The whole “there might be war” thread was also conspicuously underdeveloped. It seemed to spring up out of nowhere three-quarters of the way through the book, yet goes from mere rumor to hard fact in a couple of pages. While the two combatant groups–the Earned and that other faction of demigods–are well described in the book, they just didn’t seem to carry the weight of “warring factions.” Never mind what they were going to be fighting over.
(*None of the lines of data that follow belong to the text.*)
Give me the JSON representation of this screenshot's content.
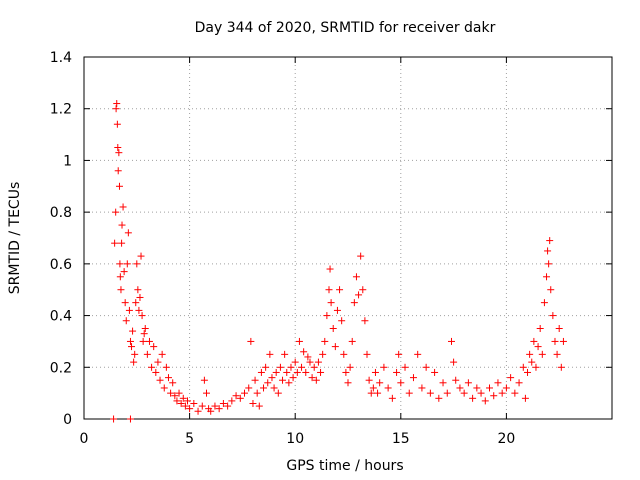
{
  "chart_data": {
    "type": "scatter",
    "title": "Day 344 of 2020, SRMTID for receiver dakr",
    "xlabel": "GPS time / hours",
    "ylabel": "SRMTID / TECUs",
    "xlim": [
      0,
      25
    ],
    "ylim": [
      0,
      1.4
    ],
    "xticks": [
      0,
      5,
      10,
      15,
      20
    ],
    "xtick_labels": [
      "0",
      "5",
      "10",
      "15",
      "20"
    ],
    "yticks": [
      0,
      0.2,
      0.4,
      0.6,
      0.8,
      1.0,
      1.2,
      1.4
    ],
    "ytick_labels": [
      "0",
      "0.2",
      "0.4",
      "0.6",
      "0.8",
      "1",
      "1.2",
      "1.4"
    ],
    "grid": true,
    "marker": "plus",
    "color": "#ff0000",
    "series": [
      {
        "name": "SRMTID",
        "points": [
          [
            1.4,
            0.0
          ],
          [
            2.2,
            0.0
          ],
          [
            1.45,
            0.68
          ],
          [
            1.5,
            0.8
          ],
          [
            1.52,
            1.2
          ],
          [
            1.55,
            1.22
          ],
          [
            1.58,
            1.14
          ],
          [
            1.6,
            1.05
          ],
          [
            1.62,
            0.96
          ],
          [
            1.65,
            1.03
          ],
          [
            1.68,
            0.9
          ],
          [
            1.7,
            0.6
          ],
          [
            1.72,
            0.55
          ],
          [
            1.75,
            0.5
          ],
          [
            1.78,
            0.68
          ],
          [
            1.8,
            0.75
          ],
          [
            1.85,
            0.82
          ],
          [
            1.9,
            0.57
          ],
          [
            1.95,
            0.45
          ],
          [
            2.0,
            0.38
          ],
          [
            2.05,
            0.6
          ],
          [
            2.1,
            0.72
          ],
          [
            2.15,
            0.42
          ],
          [
            2.2,
            0.3
          ],
          [
            2.25,
            0.28
          ],
          [
            2.3,
            0.34
          ],
          [
            2.35,
            0.22
          ],
          [
            2.4,
            0.25
          ],
          [
            2.45,
            0.45
          ],
          [
            2.5,
            0.6
          ],
          [
            2.55,
            0.5
          ],
          [
            2.6,
            0.42
          ],
          [
            2.65,
            0.47
          ],
          [
            2.7,
            0.63
          ],
          [
            2.75,
            0.4
          ],
          [
            2.8,
            0.3
          ],
          [
            2.85,
            0.33
          ],
          [
            2.9,
            0.35
          ],
          [
            3.0,
            0.25
          ],
          [
            3.1,
            0.3
          ],
          [
            3.2,
            0.2
          ],
          [
            3.3,
            0.28
          ],
          [
            3.4,
            0.18
          ],
          [
            3.5,
            0.22
          ],
          [
            3.6,
            0.15
          ],
          [
            3.7,
            0.25
          ],
          [
            3.8,
            0.12
          ],
          [
            3.9,
            0.2
          ],
          [
            4.0,
            0.16
          ],
          [
            4.1,
            0.1
          ],
          [
            4.2,
            0.14
          ],
          [
            4.3,
            0.09
          ],
          [
            4.4,
            0.07
          ],
          [
            4.5,
            0.1
          ],
          [
            4.6,
            0.06
          ],
          [
            4.7,
            0.08
          ],
          [
            4.8,
            0.05
          ],
          [
            4.9,
            0.07
          ],
          [
            5.0,
            0.04
          ],
          [
            5.2,
            0.06
          ],
          [
            5.4,
            0.03
          ],
          [
            5.6,
            0.05
          ],
          [
            5.7,
            0.15
          ],
          [
            5.8,
            0.1
          ],
          [
            5.9,
            0.04
          ],
          [
            6.0,
            0.03
          ],
          [
            6.2,
            0.05
          ],
          [
            6.4,
            0.04
          ],
          [
            6.6,
            0.06
          ],
          [
            6.8,
            0.05
          ],
          [
            7.0,
            0.07
          ],
          [
            7.2,
            0.09
          ],
          [
            7.4,
            0.08
          ],
          [
            7.6,
            0.1
          ],
          [
            7.8,
            0.12
          ],
          [
            7.9,
            0.3
          ],
          [
            8.0,
            0.06
          ],
          [
            8.1,
            0.15
          ],
          [
            8.2,
            0.1
          ],
          [
            8.3,
            0.05
          ],
          [
            8.4,
            0.18
          ],
          [
            8.5,
            0.12
          ],
          [
            8.6,
            0.2
          ],
          [
            8.7,
            0.14
          ],
          [
            8.8,
            0.25
          ],
          [
            8.9,
            0.16
          ],
          [
            9.0,
            0.12
          ],
          [
            9.1,
            0.18
          ],
          [
            9.2,
            0.1
          ],
          [
            9.3,
            0.2
          ],
          [
            9.4,
            0.15
          ],
          [
            9.5,
            0.25
          ],
          [
            9.6,
            0.18
          ],
          [
            9.7,
            0.14
          ],
          [
            9.8,
            0.2
          ],
          [
            9.9,
            0.16
          ],
          [
            10.0,
            0.22
          ],
          [
            10.1,
            0.18
          ],
          [
            10.2,
            0.3
          ],
          [
            10.3,
            0.2
          ],
          [
            10.4,
            0.26
          ],
          [
            10.5,
            0.18
          ],
          [
            10.6,
            0.24
          ],
          [
            10.7,
            0.22
          ],
          [
            10.8,
            0.16
          ],
          [
            10.9,
            0.2
          ],
          [
            11.0,
            0.15
          ],
          [
            11.1,
            0.22
          ],
          [
            11.2,
            0.18
          ],
          [
            11.3,
            0.25
          ],
          [
            11.4,
            0.3
          ],
          [
            11.5,
            0.4
          ],
          [
            11.6,
            0.5
          ],
          [
            11.65,
            0.58
          ],
          [
            11.7,
            0.45
          ],
          [
            11.8,
            0.35
          ],
          [
            11.9,
            0.28
          ],
          [
            12.0,
            0.42
          ],
          [
            12.1,
            0.5
          ],
          [
            12.2,
            0.38
          ],
          [
            12.3,
            0.25
          ],
          [
            12.4,
            0.18
          ],
          [
            12.5,
            0.14
          ],
          [
            12.6,
            0.2
          ],
          [
            12.7,
            0.3
          ],
          [
            12.8,
            0.45
          ],
          [
            12.9,
            0.55
          ],
          [
            13.0,
            0.48
          ],
          [
            13.1,
            0.63
          ],
          [
            13.2,
            0.5
          ],
          [
            13.3,
            0.38
          ],
          [
            13.4,
            0.25
          ],
          [
            13.5,
            0.15
          ],
          [
            13.6,
            0.1
          ],
          [
            13.7,
            0.12
          ],
          [
            13.8,
            0.18
          ],
          [
            13.9,
            0.1
          ],
          [
            14.0,
            0.14
          ],
          [
            14.2,
            0.2
          ],
          [
            14.4,
            0.12
          ],
          [
            14.6,
            0.08
          ],
          [
            14.8,
            0.18
          ],
          [
            14.9,
            0.25
          ],
          [
            15.0,
            0.14
          ],
          [
            15.2,
            0.2
          ],
          [
            15.4,
            0.1
          ],
          [
            15.6,
            0.16
          ],
          [
            15.8,
            0.25
          ],
          [
            16.0,
            0.12
          ],
          [
            16.2,
            0.2
          ],
          [
            16.4,
            0.1
          ],
          [
            16.6,
            0.18
          ],
          [
            16.8,
            0.08
          ],
          [
            17.0,
            0.14
          ],
          [
            17.2,
            0.1
          ],
          [
            17.4,
            0.3
          ],
          [
            17.5,
            0.22
          ],
          [
            17.6,
            0.15
          ],
          [
            17.8,
            0.12
          ],
          [
            18.0,
            0.1
          ],
          [
            18.2,
            0.14
          ],
          [
            18.4,
            0.08
          ],
          [
            18.6,
            0.12
          ],
          [
            18.8,
            0.1
          ],
          [
            19.0,
            0.07
          ],
          [
            19.2,
            0.12
          ],
          [
            19.4,
            0.09
          ],
          [
            19.6,
            0.14
          ],
          [
            19.8,
            0.1
          ],
          [
            20.0,
            0.12
          ],
          [
            20.2,
            0.16
          ],
          [
            20.4,
            0.1
          ],
          [
            20.6,
            0.14
          ],
          [
            20.8,
            0.2
          ],
          [
            20.9,
            0.08
          ],
          [
            21.0,
            0.18
          ],
          [
            21.1,
            0.25
          ],
          [
            21.2,
            0.22
          ],
          [
            21.3,
            0.3
          ],
          [
            21.4,
            0.2
          ],
          [
            21.5,
            0.28
          ],
          [
            21.6,
            0.35
          ],
          [
            21.7,
            0.25
          ],
          [
            21.8,
            0.45
          ],
          [
            21.9,
            0.55
          ],
          [
            21.95,
            0.65
          ],
          [
            22.0,
            0.6
          ],
          [
            22.05,
            0.69
          ],
          [
            22.1,
            0.5
          ],
          [
            22.2,
            0.4
          ],
          [
            22.3,
            0.3
          ],
          [
            22.4,
            0.25
          ],
          [
            22.5,
            0.35
          ],
          [
            22.6,
            0.2
          ],
          [
            22.7,
            0.3
          ]
        ]
      }
    ]
  }
}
Overall, I thought this book was OK at best. The story has a strong beginning, clearly outlining who Alex is and building intrigue with the introduction of the Earned. However, the writing just doesn’t support the richness of the world. Despite being a secret race, there are so many instances where the Earned speak and act bizarrely in front of ignorant mortals…and those mortals never seem to question any of it. The whole “witches corrupt” thread was clearly shown in bias against Kaleb, but not meaningfully explored by any characters, not even when Kaleb proves he’s capable of controlling his witch powers.  As an introduction to a new series, it didn’t quite spark a deep interest for me in continuing with these characters, but it does end with a mild cliffhanger to whet the reader’s appetite for future books.